Analysts had expected poorer margins in the downstream as Hurricane Harvey was forecasted to knock out over 15 percent of US refining capacity which translates to about 2.45 million barrels per day which shut in after Tropical Storm Harvey flooded plants and shut seaports in Houston, the capital of US oil production.
But margins held. ExxonMobil’s downstream results increased to $1.5 billion buffered by $380 million Canadian retail assets sale. Total said its European refining margin indicator rose sharply to $48.2 per tonne in the third quarter of 2017 compared with $41.4 in the third quarter of 2016 thanks to strong demand for products after last month’s hurricane Harvey led to numerous shutdowns of refining capacity.
“The downstream benefited from favorable refining margins and increased its results by 18 percent compared to the second quarter, despite the impact of Hurricane Harvey on American operations,” said chief executive Patrick Pouyanne in a statement.
A positive result bodes well for projects in the sector. “We believe that most major subsea projects can move forward at today’s oil prices, said Doug Pferdehirt Technip FMC’s CEO involved in subsea contracts for major oil companies.
In its Q3 presentation, the firm lists major projects it expects to see awards for going forward. These include expected contracts on $1 billion+ projects including Shell’s Bonga Southwest and Eni’s ZabaZaba, both off Nigeria, west Africa, ONGC’s KGD5 98/2, off India, and Anadarko’s Golfinho LNG project, offshore Mozambique.

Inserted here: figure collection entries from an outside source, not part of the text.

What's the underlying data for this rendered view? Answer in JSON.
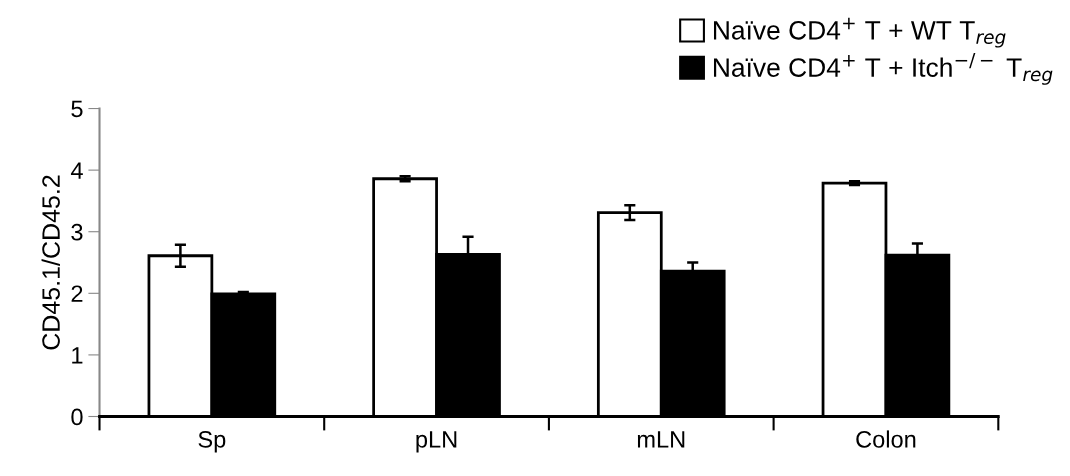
{
  "chart_data": {
    "type": "bar",
    "ylabel": "CD45.1/CD45.2",
    "categories": [
      "Sp",
      "pLN",
      "mLN",
      "Colon"
    ],
    "series": [
      {
        "name": "Naïve CD4$^{+}$ T + WT T$_{reg}$",
        "color": "#ffffff",
        "values": [
          2.61,
          3.86,
          3.31,
          3.79
        ],
        "errors": [
          0.18,
          0.04,
          0.12,
          0.03
        ]
      },
      {
        "name": "Naïve CD4$^{+}$ T + Itch$^{−/−}$ T$_{reg}$",
        "color": "#000000",
        "values": [
          1.99,
          2.63,
          2.36,
          2.62
        ],
        "errors": [
          0.03,
          0.29,
          0.14,
          0.19
        ]
      }
    ],
    "ylim": [
      0,
      5
    ],
    "yticks": [
      0,
      1,
      2,
      3,
      4,
      5
    ],
    "grid": false,
    "legend": "top right"
  }
}
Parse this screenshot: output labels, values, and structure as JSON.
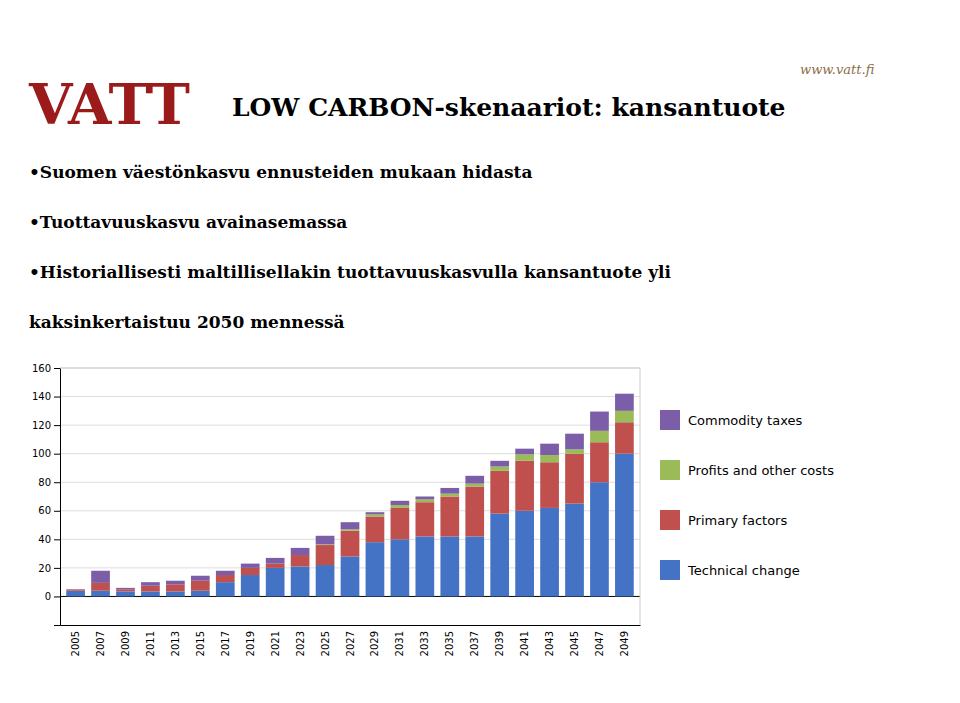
{
  "chart_data": {
    "type": "bar",
    "stacked": true,
    "title": "LOW CARBON-skenaariot: kansantuote",
    "annotations": [
      "VATT",
      "www.vatt.fi",
      "•Suomen väestönkasvu ennusteiden mukaan hidasta",
      "•Tuottavuuskasvu avainasemassa",
      "•Historiallisesti maltillisellakin tuottavuuskasvulla kansantuote yli",
      "kaksinkertaistuu 2050 mennessä"
    ],
    "categories": [
      2005,
      2007,
      2009,
      2011,
      2013,
      2015,
      2017,
      2019,
      2021,
      2023,
      2025,
      2027,
      2029,
      2031,
      2033,
      2035,
      2037,
      2039,
      2041,
      2043,
      2045,
      2047,
      2049
    ],
    "series": [
      {
        "name": "Technical change",
        "color": "#4472C4",
        "values": [
          4.0,
          4.0,
          3.5,
          3.5,
          3.5,
          4.0,
          10.0,
          15.0,
          20.0,
          21.0,
          22.0,
          28.0,
          38.0,
          40.0,
          42.0,
          42.0,
          42.0,
          58.0,
          60.0,
          62.0,
          65.0,
          80.0,
          100.0
        ]
      },
      {
        "name": "Primary factors",
        "color": "#C0504D",
        "values": [
          1.0,
          5.5,
          1.5,
          4.0,
          5.0,
          7.0,
          5.0,
          5.0,
          3.0,
          8.0,
          14.0,
          18.0,
          18.0,
          22.0,
          24.0,
          28.0,
          35.0,
          30.0,
          35.0,
          32.0,
          35.0,
          28.0,
          22.0
        ]
      },
      {
        "name": "Profits and other costs",
        "color": "#9BBB59",
        "values": [
          0.0,
          0.0,
          0.0,
          0.0,
          0.0,
          0.0,
          0.0,
          0.0,
          0.0,
          0.0,
          0.5,
          1.0,
          1.5,
          2.0,
          2.0,
          2.0,
          2.0,
          3.0,
          4.5,
          5.0,
          3.0,
          8.0,
          8.0
        ]
      },
      {
        "name": "Commodity taxes",
        "color": "#7B5EA7",
        "values": [
          0.0,
          8.5,
          1.0,
          2.5,
          2.5,
          3.5,
          3.0,
          3.0,
          4.0,
          5.0,
          6.0,
          5.0,
          1.5,
          3.0,
          2.0,
          4.0,
          5.5,
          4.0,
          4.0,
          8.0,
          11.0,
          13.5,
          12.0
        ]
      }
    ],
    "ylim": [
      -20,
      160
    ],
    "yticks": [
      0,
      20,
      40,
      60,
      80,
      100,
      120,
      140,
      160
    ],
    "grid": true
  }
}
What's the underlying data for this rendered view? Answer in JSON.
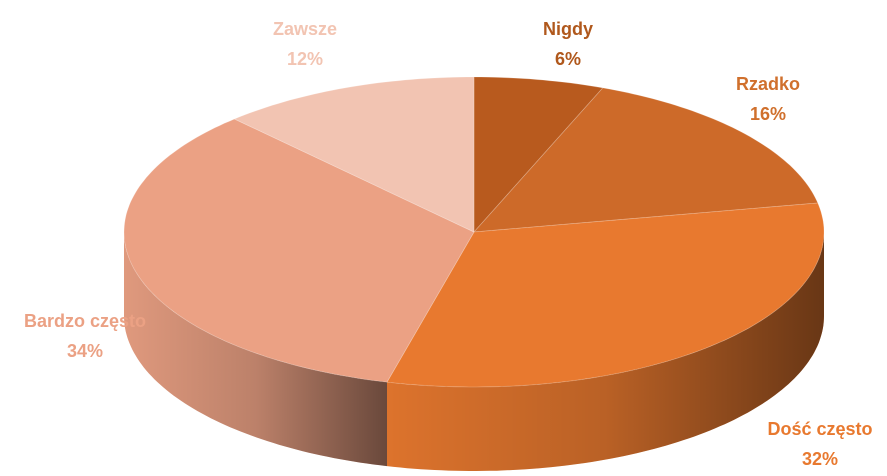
{
  "chart_data": {
    "type": "pie3d",
    "categories": [
      "Nigdy",
      "Rzadko",
      "Dość często",
      "Bardzo często",
      "Zawsze"
    ],
    "values": [
      6,
      16,
      32,
      34,
      12
    ],
    "value_labels": [
      "6%",
      "16%",
      "32%",
      "34%",
      "12%"
    ],
    "colors": [
      "#b85a1e",
      "#cd6a29",
      "#e8792f",
      "#eba184",
      "#f2c4b2"
    ],
    "label_colors": [
      "#b0581c",
      "#d0702d",
      "#e8792f",
      "#eba184",
      "#f2c4b2"
    ]
  }
}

Common among all these large projects are that they’re in deep water areas
Both Exxon Mobil and Chevron have made a lot of progress in covering investment and dividends, restoring positive free cash flow. Analysts say Exxon Mobil Year-to-dates spending of about $11 billion are running well below expectations.
Brent for December settlement jumped $1.14 to end the session at $60.44 a barrel on the London-based ICE Futures Europe exchange. Prices are up 4.7 percent last week. The global benchmark traded at a premium of $6.54 to West Texas Intermediate.